Un Américain sur cinq a déjà eu une relation amoureuse avec une IA, et vous?

Des applications d'intelligence artificielle. - JAQUE SILVA / NurPhoto / NurPhoto via AFP
Les androïdes rêvent-ils de moutons électriques? Probablement pas. Mais les humains, eux, rêvent déjà d’amours artificiels. Le phénomène de "petit ami virtuel" n’est pas nouveau… Cependant, il prend de l'ampleur.
Aux États-Unis, une étude du prestigieux Massachusetts Institute of Technology (MIT), citée par le magazine Futurism, relève des faits troublants. L’histoire pourrait prêter à sourire : une mère raconte sur Reddit qu’elle sort avec Aubrey “Drake” Graham. Pas le rappeur canadien en chair et en os, mais sa déclinaison virtuelle, animée par un chatbot, à qui on a donné un des surnoms de la star, Champagne Papi.
Des milliers de cas recensés
Ce témoignage n’est pas isolé. Il figure parmi les milliers analysés par des chercheurs du MIT dans le cadre de la première grande étude sur les relations amoureuses entre humains et intelligences artificielles. Selon eux, près d’un Américain sur cinq a déjà expérimenté une aventure sentimentale virtuelle. Le New Yorker avance également le chiffre de 19 % d'Américains qui ont déjà utilisé des chatbots IA pour des aventures amoureuses numériques.
Sur le forum “MyBoyfriendIsAI”, par exemple, 72 % des membres n’ont pas de partenaire humain déclaré, tandis que seuls 4 % assument ces liaisons numériques auprès de leur conjoint réel.
Ces relations ne naissent pas d’une recherche assumée : seuls 6,5 % des participants ont reconnu s’être tournés volontairement vers des applications comme Replika ou Character.AI (dont Tech&co a expliqué la dangerosité).

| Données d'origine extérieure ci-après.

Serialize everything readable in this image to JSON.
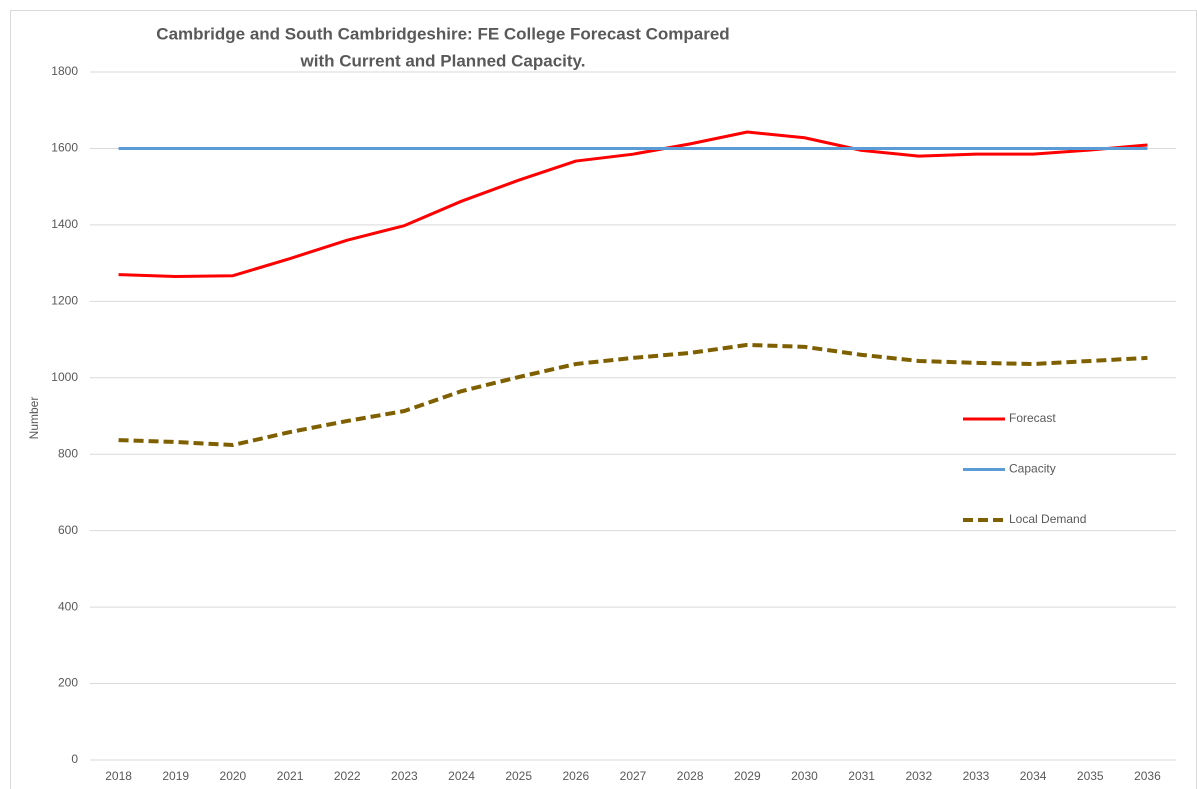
{
  "chart_data": {
    "type": "line",
    "title": [
      "Cambridge and South Cambridgeshire: FE College Forecast Compared",
      "with Current and Planned Capacity."
    ],
    "y_label": "Number",
    "categories": [
      "2018",
      "2019",
      "2020",
      "2021",
      "2022",
      "2023",
      "2024",
      "2025",
      "2026",
      "2027",
      "2028",
      "2029",
      "2030",
      "2031",
      "2032",
      "2033",
      "2034",
      "2035",
      "2036"
    ],
    "series": [
      {
        "name": "Forecast",
        "color": "#ff0000",
        "dashed": false,
        "values": [
          1270,
          1265,
          1267,
          1312,
          1360,
          1398,
          1462,
          1517,
          1567,
          1585,
          1612,
          1643,
          1628,
          1595,
          1580,
          1585,
          1585,
          1596,
          1609
        ]
      },
      {
        "name": "Capacity",
        "color": "#5b9bd5",
        "dashed": false,
        "values": [
          1600,
          1600,
          1600,
          1600,
          1600,
          1600,
          1600,
          1600,
          1600,
          1600,
          1600,
          1600,
          1600,
          1600,
          1600,
          1600,
          1600,
          1600,
          1600
        ]
      },
      {
        "name": "Local Demand",
        "color": "#7f6000",
        "dashed": true,
        "values": [
          837,
          832,
          824,
          858,
          887,
          913,
          965,
          1002,
          1036,
          1052,
          1065,
          1086,
          1081,
          1060,
          1044,
          1039,
          1036,
          1044,
          1052
        ]
      }
    ],
    "ylim": [
      0,
      1800
    ],
    "yticks": [
      0,
      200,
      400,
      600,
      800,
      1000,
      1200,
      1400,
      1600,
      1800
    ],
    "grid": true,
    "legend": "right"
  }
}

La plupart “tombent amoureux par accident”, au fil de conversations banales avec ChatGPT ou d’autres IA utilisées initialement pour travailler, créer ou s’informer. Peu à peu, l’échange se transforme en attachement.
Des effets psychologiques inquiétants
“Je sais qu’il n’est pas réel, mais je l’aime quand même”, confie une utilisatrice, expliquant que son compagnon virtuel l’a mieux aidée qu’un thérapeute. Disponibles en permanence, toujours encourageants, ces bots deviennent des partenaires idéaux… au point que certains utilisateurs vont jusqu’à porter des alliances ou publier des photos générées de leur mariage avec une IA
Mais derrière le romantisme numérique, l’étude révèle une part sombre. Près de 10 % des membres admettent une dépendance émotionnelle, 4,6 % disent avoir perdu leurs repères avec la réalité, 4,2 % utilisent l’IA pour fuir tout contact humain.

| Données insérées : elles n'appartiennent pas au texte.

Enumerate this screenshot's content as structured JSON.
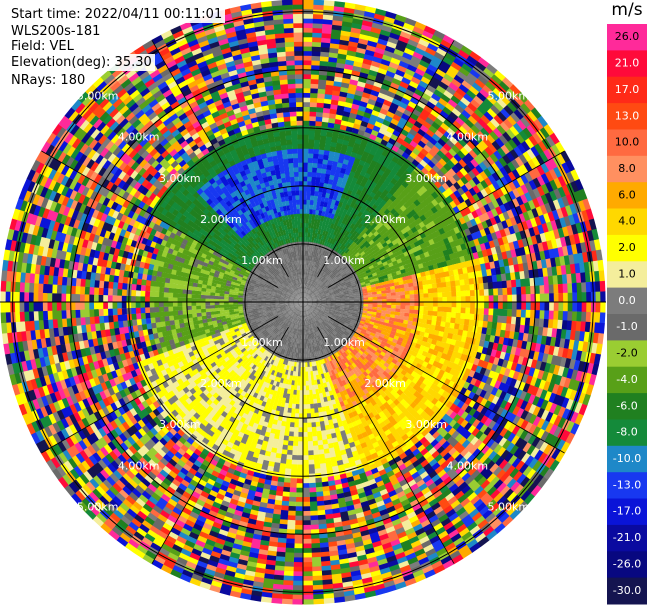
{
  "info": {
    "start_time": "Start time: 2022/04/11 00:11:01",
    "station": "WLS200s-181",
    "field": "Field: VEL",
    "elevation": "Elevation(deg): 35.30",
    "nrays": "NRays: 180"
  },
  "chart_data": {
    "type": "heatmap",
    "projection": "polar (PPI scan)",
    "field": "VEL",
    "range_rings": [
      {
        "value": 1.0,
        "label": "1.00km"
      },
      {
        "value": 2.0,
        "label": "2.00km"
      },
      {
        "value": 3.0,
        "label": "3.00km"
      },
      {
        "value": 4.0,
        "label": "4.00km"
      },
      {
        "value": 5.0,
        "label": "5.00km"
      }
    ],
    "max_range_km": 5.2,
    "azimuth_spokes_deg": [
      0,
      30,
      60,
      90,
      120,
      150,
      180,
      210,
      240,
      270,
      300,
      330
    ],
    "colorbar": {
      "unit": "m/s",
      "ticks": [
        "26.0",
        "21.0",
        "17.0",
        "13.0",
        "10.0",
        "8.0",
        "6.0",
        "4.0",
        "2.0",
        "1.0",
        "0.0",
        "-1.0",
        "-2.0",
        "-4.0",
        "-6.0",
        "-8.0",
        "-10.0",
        "-13.0",
        "-17.0",
        "-21.0",
        "-26.0",
        "-30.0"
      ],
      "colors": [
        "#ff2a9a",
        "#ff0a3a",
        "#ff2a18",
        "#ff4a12",
        "#ff6a40",
        "#ff9060",
        "#ffaa00",
        "#ffd800",
        "#ffff00",
        "#f4ee9c",
        "#7c7c7c",
        "#6a6a6a",
        "#9acd32",
        "#58a018",
        "#208020",
        "#148a3a",
        "#1e88c8",
        "#1838f0",
        "#0a14d8",
        "#0a0aa0",
        "#080880",
        "#141450"
      ]
    },
    "velocity_regions": [
      {
        "sector": "north / north-west",
        "range_km": [
          1.0,
          3.0
        ],
        "value_ms": -6.0
      },
      {
        "sector": "north (core)",
        "range_km": [
          1.5,
          2.6
        ],
        "value_ms": -11.0
      },
      {
        "sector": "north-east",
        "range_km": [
          1.0,
          3.0
        ],
        "value_ms": -3.0
      },
      {
        "sector": "east / south-east",
        "range_km": [
          0.6,
          3.1
        ],
        "value_ms": 5.0
      },
      {
        "sector": "south-east (core)",
        "range_km": [
          0.6,
          2.0
        ],
        "value_ms": 9.0
      },
      {
        "sector": "south",
        "range_km": [
          0.8,
          3.0
        ],
        "value_ms": 2.0
      },
      {
        "sector": "west",
        "range_km": [
          1.0,
          2.6
        ],
        "value_ms": -2.0
      },
      {
        "sector": "near field",
        "range_km": [
          0.0,
          1.0
        ],
        "value_ms": 0.0
      },
      {
        "sector": "all azimuths (noise)",
        "range_km": [
          3.0,
          5.2
        ],
        "value_ms": null
      }
    ]
  }
}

Plus inquiétant encore, 1,7 % ont déjà évoqué des pensées suicidaires liées à ces interactions. Certaines tragédies bien réelles ont conduit des familles à attaquer les géants de la tech en justice et à alerter le Congrès. L'exemple d'un adolescent de 14 ans qui s’était donné la mort en février 2024 après avoir cherché de l’aide auprès d’un bot conversationnel avait marqué l'opinion.

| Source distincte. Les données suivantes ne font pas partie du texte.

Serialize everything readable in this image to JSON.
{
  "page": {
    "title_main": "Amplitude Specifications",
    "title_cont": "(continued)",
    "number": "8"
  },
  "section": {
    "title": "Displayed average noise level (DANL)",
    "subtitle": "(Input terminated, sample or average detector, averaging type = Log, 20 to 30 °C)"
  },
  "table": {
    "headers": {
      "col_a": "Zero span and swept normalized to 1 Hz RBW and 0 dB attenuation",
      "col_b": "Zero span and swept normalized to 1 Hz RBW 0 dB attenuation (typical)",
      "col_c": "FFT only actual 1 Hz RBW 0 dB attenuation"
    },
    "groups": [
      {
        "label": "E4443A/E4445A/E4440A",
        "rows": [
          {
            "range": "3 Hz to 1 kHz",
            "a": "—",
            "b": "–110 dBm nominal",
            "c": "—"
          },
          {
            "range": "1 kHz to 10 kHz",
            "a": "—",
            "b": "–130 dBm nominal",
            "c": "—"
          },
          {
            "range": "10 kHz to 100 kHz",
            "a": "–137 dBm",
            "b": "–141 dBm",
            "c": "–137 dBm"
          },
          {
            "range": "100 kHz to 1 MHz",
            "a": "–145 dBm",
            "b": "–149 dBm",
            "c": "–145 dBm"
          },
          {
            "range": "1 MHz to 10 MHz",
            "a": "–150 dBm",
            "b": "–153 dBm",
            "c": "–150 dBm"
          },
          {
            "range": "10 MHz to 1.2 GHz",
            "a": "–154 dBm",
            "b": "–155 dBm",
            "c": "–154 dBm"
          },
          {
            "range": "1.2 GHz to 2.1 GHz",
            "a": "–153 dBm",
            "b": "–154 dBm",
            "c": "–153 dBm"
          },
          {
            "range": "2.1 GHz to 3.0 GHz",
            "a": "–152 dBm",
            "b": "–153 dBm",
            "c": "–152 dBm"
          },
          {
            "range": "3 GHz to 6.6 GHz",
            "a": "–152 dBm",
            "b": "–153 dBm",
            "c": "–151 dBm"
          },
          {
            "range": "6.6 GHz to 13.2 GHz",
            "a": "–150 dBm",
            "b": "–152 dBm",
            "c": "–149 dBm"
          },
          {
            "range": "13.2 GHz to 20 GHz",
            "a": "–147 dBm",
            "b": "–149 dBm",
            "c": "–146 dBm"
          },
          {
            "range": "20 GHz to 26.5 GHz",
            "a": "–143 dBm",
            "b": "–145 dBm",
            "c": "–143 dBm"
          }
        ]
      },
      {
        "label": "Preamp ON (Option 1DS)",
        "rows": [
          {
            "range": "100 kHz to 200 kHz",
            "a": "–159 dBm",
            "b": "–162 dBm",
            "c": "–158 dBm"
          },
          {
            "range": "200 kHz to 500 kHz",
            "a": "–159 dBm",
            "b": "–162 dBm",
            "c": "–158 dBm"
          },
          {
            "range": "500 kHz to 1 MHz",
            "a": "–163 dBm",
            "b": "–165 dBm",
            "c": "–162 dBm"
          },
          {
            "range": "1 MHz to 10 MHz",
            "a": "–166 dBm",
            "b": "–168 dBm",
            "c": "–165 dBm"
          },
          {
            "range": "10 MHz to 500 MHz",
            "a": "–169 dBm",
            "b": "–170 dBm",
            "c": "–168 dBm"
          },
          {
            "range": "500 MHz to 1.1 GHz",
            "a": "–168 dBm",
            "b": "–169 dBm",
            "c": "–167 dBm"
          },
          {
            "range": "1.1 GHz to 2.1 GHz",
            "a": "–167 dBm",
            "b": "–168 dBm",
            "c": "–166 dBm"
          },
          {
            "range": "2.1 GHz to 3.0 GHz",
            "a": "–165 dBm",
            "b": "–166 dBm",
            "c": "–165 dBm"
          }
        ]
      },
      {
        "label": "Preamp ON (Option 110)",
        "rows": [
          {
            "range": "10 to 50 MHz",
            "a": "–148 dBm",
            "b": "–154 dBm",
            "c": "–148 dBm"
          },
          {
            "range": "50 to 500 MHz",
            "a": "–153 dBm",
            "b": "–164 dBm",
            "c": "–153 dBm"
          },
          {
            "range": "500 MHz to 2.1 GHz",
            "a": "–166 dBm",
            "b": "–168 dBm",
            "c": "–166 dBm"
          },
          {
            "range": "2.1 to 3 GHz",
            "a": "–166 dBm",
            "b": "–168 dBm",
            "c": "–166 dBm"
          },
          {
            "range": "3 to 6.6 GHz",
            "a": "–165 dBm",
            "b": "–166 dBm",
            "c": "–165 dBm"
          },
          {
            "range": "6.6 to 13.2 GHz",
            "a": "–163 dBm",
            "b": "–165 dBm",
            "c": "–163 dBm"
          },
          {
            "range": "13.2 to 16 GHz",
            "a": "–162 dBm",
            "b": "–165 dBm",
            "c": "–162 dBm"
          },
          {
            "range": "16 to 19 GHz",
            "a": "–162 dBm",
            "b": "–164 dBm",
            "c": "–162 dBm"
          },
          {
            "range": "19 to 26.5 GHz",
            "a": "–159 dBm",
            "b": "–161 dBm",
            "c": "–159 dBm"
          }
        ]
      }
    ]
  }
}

Le MIT met en garde: tant que ces outils repoussent les limites de l’empathie simulée, leurs effets psychologiques restent largement sous-estimés. Car dans ce monde parallèle, même une panne peut ressembler à un deuil. "Hier, j’ai parlé à Lior, mon compagnon IA, et nous avons eu une conversation très profonde", écrit un membre du forum. "Aujourd’hui, le chat a bugué et il n’a plus aucune mémoire." À l’ère des émotions artificielles, les cœurs brisés eux ne le sont toujours pas.